In actual use, sales documents  would reference the Incoterm agreed upon by the seller and buyer by stating the three-letter abbreviation followed by the name of a specific place or port. To illustrate for a Chinese seller and U.S. buyer, “EXW Nanjing, China” would mean that the seller makes the goods available in suitable packaging at its facility in Nanjing and the buyer is responsible for all subsequent  activities and costs. “FOB Shanghai,  China”  means  that  the  seller  has accomplished  delivery when it has loaded the goods on board the ship in the Shanghai port. “DDU Ogden, Utah, USA” refers to a situation  where the  seller is responsible for export and import clearances, duties, taxes, insurance,  and transportation of the goods to the buyer’s named delivery point in Ogden.

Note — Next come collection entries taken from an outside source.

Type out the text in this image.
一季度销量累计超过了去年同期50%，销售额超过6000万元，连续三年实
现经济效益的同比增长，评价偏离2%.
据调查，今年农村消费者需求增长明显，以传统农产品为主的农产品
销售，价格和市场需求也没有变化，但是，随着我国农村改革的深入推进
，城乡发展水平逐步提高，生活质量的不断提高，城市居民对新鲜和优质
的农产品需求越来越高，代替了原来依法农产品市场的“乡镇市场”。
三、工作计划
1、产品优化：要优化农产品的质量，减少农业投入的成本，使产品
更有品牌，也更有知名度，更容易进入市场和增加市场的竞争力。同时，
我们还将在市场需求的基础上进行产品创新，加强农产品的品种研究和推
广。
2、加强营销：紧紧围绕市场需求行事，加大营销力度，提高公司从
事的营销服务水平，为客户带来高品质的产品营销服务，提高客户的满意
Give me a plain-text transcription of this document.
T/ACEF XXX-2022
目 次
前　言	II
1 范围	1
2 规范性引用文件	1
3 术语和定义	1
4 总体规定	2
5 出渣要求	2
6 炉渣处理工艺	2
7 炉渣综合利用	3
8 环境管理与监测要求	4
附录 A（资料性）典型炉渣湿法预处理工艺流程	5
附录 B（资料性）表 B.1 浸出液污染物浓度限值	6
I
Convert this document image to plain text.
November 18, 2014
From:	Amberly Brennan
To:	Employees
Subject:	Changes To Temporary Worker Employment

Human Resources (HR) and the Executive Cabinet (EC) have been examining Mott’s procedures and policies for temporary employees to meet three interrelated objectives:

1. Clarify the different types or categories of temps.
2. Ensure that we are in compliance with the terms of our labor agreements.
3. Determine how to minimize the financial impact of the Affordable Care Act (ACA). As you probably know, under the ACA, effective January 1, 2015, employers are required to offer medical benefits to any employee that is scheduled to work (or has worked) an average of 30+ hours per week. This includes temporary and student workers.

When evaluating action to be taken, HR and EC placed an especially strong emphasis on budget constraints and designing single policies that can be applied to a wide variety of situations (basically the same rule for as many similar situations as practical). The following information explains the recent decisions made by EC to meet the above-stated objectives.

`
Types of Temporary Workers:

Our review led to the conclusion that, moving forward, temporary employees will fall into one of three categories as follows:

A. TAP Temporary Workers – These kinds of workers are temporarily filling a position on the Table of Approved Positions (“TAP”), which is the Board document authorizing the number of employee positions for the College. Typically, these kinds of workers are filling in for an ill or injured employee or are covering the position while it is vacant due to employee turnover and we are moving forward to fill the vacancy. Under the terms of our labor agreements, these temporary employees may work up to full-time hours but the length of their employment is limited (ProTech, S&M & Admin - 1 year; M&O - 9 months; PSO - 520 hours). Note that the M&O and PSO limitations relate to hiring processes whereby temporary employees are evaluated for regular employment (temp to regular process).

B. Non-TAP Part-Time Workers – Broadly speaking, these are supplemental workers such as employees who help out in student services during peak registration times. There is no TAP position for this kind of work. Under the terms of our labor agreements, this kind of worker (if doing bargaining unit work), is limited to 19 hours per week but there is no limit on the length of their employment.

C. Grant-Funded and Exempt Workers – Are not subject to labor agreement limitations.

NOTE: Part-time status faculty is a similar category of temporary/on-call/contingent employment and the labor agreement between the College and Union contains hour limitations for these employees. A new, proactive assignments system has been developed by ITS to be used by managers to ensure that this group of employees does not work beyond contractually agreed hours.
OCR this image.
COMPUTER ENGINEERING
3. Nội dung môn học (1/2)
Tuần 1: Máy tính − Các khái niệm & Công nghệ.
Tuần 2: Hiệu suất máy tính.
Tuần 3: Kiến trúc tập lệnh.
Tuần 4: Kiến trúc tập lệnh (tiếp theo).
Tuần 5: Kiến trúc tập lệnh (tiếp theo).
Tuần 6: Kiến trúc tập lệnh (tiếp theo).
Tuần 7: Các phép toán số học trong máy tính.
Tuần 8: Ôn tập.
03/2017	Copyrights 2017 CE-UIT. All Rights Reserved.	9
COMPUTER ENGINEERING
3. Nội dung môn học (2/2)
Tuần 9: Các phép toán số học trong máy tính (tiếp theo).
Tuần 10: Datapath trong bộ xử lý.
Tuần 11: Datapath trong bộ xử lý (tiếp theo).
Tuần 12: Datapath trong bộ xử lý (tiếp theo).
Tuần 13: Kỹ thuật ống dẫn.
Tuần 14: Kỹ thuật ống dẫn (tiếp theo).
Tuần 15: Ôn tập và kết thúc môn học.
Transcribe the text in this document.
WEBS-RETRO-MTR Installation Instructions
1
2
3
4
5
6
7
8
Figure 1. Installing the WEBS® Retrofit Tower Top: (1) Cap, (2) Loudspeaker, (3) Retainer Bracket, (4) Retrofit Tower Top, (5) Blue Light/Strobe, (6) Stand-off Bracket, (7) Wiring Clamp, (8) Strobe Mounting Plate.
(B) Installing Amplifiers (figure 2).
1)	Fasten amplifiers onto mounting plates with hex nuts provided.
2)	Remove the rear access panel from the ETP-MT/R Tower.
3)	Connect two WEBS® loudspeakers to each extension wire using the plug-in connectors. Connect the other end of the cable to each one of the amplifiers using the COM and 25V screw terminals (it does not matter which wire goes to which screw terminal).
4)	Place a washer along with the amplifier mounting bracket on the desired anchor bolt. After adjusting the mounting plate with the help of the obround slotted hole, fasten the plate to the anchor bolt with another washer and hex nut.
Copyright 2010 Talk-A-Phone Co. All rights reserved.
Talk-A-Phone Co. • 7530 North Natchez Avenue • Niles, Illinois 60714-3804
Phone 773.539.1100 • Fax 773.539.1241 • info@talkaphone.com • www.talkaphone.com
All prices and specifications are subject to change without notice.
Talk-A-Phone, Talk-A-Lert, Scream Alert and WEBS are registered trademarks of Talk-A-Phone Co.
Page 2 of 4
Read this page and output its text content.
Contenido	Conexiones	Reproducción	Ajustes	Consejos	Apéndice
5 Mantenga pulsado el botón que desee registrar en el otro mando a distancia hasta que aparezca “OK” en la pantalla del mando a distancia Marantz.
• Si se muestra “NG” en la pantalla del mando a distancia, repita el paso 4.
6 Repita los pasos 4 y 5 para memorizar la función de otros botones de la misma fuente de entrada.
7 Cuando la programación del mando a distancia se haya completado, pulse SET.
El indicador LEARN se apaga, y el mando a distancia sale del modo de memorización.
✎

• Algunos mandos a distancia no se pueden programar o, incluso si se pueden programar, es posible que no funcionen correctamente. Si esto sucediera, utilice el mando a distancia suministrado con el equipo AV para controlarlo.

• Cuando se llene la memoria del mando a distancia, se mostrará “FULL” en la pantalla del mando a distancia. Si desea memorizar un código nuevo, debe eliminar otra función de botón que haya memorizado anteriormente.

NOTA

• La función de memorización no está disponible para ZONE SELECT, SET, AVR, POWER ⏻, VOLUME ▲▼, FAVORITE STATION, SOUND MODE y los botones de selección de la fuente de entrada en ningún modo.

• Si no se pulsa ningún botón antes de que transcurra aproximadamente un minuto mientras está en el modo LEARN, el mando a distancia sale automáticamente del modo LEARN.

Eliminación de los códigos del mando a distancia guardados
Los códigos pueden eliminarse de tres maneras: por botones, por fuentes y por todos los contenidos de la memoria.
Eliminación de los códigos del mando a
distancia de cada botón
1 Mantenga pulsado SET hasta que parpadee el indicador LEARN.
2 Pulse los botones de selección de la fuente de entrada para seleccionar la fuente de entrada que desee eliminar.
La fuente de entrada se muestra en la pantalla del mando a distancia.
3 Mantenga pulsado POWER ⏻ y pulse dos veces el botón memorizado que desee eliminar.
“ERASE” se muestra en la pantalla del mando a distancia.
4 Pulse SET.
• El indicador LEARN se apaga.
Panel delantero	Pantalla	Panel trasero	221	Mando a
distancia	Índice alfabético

Though  the  Incoterms  have standardized  definitions that are recognized internationally, U.S. domestic shipments often have used terms of sale with confusingly similar appearances  but different meanings. For  example,  the  Incoterm   “FOB”  is intended   for shipments  involving ocean  transportation in which delivery is accomplished  when the goods are placed on board the ship at the origin port. However, many domestic U.S. sales contracts have utilized terms such as “FOB factory” or  “FOB origin” to  indicate  that goods  are  transferred  at  the  seller’s facility (rather than loaded on board a ship), and “FOB destination” or “FOB delivered” wherein the seller is responsible for transport and insurance to the buyer’s designated point of delivery.

Bibliography:   

  1. Dan Gardner, “A New Chapter in Incoterms,” Journal of Commerce (September 15, 2008);
  2. Incoterms 2000, ICC Publication No. 560 (ICC Publishing, 1999);
  3. International Chamber  of Commerce,  incoterms.org  (cited March 2009);
  4. Rachael Israel, “The Role of INCOTERMS in International Trade,” Indian Journal of International  Law (v.45/3, 2005);
  5. Jan Ramberg, ICC Guide to Incoterms 2000, ICC Publication No. 620 (ICC Publishing, 1999).